Zhuang Yu


2025

pdf bib
Imagination and Contemplation: A Balanced Framework for Semantic-Augmented Multimodal Machine Translation
Zhuang Yu | Shiliang Sun | Jing Zhao | Tengfei Song | Hao Yang
Findings of the Association for Computational Linguistics: EMNLP 2025

Multimodal Machine Translation (MMT) enhances textual translation through auxiliary inputs such as images, which is particularly effective in resolving linguistic ambiguities. However, visual information often introduces redundancy or noise, potentially impairing translation quality. To address this challenge, we propose a balanced semantic-augmented framework that integrates “Imagination“ and “Contemplation“ in multimodal understanding. Specifically, we first generate synthetic images from the source text and align them with the authentic images via an optimal transport (OT) loss to enhance visual-semantic consistency.
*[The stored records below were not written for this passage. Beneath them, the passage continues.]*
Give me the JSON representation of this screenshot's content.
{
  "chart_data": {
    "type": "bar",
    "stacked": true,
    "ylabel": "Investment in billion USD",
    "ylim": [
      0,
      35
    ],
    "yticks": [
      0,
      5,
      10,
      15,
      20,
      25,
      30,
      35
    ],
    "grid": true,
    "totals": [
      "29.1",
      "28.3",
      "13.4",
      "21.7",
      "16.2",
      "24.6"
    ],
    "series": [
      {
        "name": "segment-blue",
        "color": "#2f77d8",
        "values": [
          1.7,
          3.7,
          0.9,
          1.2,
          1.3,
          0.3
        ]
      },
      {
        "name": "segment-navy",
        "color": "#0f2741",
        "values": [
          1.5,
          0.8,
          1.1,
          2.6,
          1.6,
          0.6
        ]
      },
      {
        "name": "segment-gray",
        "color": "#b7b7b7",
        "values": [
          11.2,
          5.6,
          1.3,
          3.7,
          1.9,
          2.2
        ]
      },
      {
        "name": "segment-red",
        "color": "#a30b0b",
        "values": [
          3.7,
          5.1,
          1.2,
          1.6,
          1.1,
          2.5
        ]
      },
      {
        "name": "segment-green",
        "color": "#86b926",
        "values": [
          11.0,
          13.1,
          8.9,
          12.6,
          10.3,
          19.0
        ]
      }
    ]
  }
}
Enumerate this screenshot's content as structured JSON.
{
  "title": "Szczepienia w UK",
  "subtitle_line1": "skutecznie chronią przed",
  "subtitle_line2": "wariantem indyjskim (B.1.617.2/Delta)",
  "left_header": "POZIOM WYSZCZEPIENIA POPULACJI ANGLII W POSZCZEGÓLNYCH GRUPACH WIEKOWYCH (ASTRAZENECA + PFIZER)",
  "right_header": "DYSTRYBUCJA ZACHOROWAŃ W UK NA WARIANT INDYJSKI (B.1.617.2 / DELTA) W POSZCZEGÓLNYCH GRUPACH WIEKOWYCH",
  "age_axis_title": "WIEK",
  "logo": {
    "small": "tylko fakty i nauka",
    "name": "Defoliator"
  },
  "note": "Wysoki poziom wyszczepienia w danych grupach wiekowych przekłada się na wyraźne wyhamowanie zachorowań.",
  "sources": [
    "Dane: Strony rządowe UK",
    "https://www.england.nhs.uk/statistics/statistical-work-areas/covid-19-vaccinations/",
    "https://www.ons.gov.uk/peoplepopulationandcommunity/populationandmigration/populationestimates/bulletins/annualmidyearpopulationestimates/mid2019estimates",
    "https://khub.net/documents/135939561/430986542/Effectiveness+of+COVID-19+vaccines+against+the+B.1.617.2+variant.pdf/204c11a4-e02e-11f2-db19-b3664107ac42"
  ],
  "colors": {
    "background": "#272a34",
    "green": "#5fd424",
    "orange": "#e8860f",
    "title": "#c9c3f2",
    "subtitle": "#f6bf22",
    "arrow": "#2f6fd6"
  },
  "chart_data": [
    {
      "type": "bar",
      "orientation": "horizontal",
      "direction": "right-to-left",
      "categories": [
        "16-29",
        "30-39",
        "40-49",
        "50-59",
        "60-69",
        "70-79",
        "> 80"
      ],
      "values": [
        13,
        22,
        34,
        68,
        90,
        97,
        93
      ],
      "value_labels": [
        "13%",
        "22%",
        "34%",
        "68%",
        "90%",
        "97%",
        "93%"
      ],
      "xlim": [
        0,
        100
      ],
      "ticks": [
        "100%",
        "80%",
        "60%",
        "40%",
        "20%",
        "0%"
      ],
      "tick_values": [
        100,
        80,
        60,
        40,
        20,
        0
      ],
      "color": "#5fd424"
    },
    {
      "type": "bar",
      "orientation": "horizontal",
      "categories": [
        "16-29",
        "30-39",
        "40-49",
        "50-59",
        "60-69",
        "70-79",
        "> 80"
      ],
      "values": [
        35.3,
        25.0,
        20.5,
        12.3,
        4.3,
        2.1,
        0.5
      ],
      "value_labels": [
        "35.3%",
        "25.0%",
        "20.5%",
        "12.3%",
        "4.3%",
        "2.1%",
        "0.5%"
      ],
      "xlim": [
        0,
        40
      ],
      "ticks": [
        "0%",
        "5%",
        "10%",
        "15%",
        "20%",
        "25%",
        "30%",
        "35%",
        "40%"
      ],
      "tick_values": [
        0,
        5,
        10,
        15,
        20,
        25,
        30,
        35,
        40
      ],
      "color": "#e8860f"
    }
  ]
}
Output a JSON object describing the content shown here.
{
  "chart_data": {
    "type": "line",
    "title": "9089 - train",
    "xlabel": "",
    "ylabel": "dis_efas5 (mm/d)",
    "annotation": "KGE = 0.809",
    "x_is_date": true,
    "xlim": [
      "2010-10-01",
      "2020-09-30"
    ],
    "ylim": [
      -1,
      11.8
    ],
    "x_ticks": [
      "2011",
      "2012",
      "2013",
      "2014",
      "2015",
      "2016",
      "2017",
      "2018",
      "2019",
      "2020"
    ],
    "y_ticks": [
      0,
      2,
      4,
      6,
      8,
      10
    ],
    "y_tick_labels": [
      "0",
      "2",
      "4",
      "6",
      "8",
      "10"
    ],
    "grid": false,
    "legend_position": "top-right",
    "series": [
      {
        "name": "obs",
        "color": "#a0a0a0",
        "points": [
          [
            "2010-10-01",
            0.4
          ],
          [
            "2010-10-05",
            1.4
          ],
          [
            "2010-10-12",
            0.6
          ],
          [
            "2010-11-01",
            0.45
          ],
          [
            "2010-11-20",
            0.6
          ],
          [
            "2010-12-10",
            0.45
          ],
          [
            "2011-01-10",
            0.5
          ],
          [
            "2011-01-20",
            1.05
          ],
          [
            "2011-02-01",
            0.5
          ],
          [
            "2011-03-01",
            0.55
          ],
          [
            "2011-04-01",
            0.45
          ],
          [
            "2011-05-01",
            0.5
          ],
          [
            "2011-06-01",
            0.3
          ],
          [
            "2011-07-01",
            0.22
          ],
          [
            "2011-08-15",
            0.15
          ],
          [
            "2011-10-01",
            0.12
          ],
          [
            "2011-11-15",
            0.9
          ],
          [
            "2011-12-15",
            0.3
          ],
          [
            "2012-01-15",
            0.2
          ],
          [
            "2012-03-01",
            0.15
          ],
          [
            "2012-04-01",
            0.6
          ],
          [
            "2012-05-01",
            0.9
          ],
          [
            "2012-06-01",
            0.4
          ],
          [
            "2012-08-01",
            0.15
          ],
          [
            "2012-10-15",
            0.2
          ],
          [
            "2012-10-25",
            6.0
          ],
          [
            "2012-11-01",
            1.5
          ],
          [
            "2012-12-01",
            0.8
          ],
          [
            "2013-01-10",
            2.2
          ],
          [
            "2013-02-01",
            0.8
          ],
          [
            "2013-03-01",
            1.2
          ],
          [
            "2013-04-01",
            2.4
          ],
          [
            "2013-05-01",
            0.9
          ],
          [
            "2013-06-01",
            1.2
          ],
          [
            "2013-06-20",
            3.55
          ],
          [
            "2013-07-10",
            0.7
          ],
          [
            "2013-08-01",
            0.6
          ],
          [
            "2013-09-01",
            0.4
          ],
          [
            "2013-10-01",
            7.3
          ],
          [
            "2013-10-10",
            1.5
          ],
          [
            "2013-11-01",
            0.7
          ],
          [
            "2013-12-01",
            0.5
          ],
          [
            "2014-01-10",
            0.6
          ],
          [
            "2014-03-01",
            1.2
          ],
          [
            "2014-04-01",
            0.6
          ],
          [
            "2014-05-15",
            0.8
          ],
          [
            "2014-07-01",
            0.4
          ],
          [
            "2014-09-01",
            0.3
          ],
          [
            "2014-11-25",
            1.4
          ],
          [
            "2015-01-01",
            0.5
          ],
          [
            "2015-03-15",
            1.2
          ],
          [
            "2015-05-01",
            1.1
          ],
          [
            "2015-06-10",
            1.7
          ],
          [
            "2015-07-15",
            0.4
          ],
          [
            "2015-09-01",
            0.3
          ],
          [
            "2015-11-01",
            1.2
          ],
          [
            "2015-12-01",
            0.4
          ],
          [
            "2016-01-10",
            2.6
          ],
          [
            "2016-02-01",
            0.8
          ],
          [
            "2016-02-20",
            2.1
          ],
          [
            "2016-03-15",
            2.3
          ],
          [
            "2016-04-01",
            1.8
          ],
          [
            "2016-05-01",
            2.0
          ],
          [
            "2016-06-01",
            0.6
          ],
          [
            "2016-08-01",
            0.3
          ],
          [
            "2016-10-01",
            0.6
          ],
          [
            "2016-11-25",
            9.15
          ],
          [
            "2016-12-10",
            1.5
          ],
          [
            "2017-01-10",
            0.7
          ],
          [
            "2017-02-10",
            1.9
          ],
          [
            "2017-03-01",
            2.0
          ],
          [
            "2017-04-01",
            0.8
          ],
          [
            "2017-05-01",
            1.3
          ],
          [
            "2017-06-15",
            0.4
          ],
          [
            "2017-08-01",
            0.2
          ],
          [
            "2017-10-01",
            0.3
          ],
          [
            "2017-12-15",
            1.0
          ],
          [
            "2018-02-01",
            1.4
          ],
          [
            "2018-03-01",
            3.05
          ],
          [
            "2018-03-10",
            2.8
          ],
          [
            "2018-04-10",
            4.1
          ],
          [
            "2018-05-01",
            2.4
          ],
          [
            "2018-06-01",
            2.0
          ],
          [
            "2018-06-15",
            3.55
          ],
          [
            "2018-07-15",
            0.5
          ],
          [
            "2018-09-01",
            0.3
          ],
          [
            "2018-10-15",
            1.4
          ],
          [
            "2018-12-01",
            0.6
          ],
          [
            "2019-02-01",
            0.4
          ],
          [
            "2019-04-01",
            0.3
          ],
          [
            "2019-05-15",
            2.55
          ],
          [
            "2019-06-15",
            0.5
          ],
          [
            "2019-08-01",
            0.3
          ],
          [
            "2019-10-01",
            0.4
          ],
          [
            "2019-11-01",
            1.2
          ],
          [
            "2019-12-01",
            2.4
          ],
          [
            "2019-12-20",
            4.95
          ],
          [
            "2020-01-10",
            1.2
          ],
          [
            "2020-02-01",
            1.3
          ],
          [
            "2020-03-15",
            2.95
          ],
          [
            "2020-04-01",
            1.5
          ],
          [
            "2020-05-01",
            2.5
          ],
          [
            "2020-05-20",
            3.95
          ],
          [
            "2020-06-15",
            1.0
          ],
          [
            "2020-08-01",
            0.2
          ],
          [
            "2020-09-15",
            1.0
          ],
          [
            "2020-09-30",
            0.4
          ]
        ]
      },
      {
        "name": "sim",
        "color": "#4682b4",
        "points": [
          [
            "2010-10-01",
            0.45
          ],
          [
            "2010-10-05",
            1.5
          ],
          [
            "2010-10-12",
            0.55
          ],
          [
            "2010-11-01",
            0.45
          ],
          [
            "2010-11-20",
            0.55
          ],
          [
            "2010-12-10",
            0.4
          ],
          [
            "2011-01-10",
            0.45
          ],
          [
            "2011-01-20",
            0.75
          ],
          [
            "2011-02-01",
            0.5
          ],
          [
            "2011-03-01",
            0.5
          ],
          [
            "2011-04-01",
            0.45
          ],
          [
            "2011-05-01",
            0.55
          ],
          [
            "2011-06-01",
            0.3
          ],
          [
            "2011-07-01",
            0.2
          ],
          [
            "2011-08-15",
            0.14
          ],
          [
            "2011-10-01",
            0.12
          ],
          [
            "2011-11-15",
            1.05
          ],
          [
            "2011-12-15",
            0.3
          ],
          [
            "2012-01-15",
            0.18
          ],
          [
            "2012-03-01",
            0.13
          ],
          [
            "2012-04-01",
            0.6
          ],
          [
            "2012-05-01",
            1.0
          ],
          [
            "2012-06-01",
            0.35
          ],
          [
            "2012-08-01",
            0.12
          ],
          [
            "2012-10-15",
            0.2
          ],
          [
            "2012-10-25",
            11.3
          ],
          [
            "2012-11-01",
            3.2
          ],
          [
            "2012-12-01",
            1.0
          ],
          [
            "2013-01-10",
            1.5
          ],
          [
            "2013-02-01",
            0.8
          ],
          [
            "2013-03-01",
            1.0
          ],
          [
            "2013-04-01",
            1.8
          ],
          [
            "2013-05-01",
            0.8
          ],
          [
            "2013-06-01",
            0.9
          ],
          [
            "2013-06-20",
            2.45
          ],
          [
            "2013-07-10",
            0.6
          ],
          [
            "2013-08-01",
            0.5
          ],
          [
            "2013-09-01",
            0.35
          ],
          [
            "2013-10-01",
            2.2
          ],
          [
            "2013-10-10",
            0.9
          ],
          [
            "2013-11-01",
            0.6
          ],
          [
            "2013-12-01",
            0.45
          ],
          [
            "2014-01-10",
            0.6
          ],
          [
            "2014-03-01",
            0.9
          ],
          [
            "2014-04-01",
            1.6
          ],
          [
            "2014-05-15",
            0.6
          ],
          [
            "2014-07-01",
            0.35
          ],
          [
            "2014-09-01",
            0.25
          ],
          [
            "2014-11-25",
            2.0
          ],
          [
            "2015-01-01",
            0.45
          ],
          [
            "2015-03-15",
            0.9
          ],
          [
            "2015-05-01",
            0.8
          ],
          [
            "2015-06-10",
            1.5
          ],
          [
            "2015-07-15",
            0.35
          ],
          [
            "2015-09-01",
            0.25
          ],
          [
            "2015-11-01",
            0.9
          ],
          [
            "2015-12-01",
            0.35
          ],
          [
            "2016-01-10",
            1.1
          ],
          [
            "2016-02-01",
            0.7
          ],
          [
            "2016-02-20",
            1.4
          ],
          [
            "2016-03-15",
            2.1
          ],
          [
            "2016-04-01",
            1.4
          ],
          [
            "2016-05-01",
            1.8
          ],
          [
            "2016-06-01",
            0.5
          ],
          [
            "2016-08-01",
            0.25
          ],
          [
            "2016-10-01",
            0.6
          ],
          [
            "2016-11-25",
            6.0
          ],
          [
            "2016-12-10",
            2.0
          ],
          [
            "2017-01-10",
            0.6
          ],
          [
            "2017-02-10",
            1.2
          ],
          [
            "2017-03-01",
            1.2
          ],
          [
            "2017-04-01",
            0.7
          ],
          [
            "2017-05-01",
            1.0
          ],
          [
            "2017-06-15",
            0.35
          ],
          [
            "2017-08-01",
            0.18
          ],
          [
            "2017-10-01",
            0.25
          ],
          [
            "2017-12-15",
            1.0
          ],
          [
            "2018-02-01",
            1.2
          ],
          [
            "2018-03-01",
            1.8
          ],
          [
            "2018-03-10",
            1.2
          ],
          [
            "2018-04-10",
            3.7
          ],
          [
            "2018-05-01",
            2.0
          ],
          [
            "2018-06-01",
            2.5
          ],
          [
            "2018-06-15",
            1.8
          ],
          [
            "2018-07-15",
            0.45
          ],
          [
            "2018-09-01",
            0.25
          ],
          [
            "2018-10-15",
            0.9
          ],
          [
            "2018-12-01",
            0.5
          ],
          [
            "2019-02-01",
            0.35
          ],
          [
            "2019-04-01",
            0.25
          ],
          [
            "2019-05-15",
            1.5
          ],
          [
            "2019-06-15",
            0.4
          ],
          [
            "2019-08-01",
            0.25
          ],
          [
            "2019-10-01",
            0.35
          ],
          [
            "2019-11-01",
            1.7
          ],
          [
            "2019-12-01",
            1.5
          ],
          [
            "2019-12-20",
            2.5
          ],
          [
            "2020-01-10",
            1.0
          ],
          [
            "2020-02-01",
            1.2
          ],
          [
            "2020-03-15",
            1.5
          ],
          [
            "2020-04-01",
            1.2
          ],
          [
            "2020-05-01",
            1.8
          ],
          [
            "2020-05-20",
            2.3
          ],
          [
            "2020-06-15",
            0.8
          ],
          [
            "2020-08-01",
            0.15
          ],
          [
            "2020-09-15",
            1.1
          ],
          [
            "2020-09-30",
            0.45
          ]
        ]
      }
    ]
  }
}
A CLIP-based similarity gating mechanism is introduced to adaptively fuse visual features from both authentic and synthetic images during visual representation learning. To strengthen semantic grounding, a neural machine translation (NMT) branch is incorporated as a regularization signal, and a Kullback-Leibler (KL) divergence is applied between MMT and NMT outputs to mitigate modality mismatch. Furthermore, an image-text contrastive (ITC) loss aligns the final translations with image representations, reinforcing multimodal coherence. Experiments on multiple translation datasets with a diverse set of language pairs demonstrate that our framework outperforms existing baselines, particularly in cases with visually ambiguous or weakly correlated content.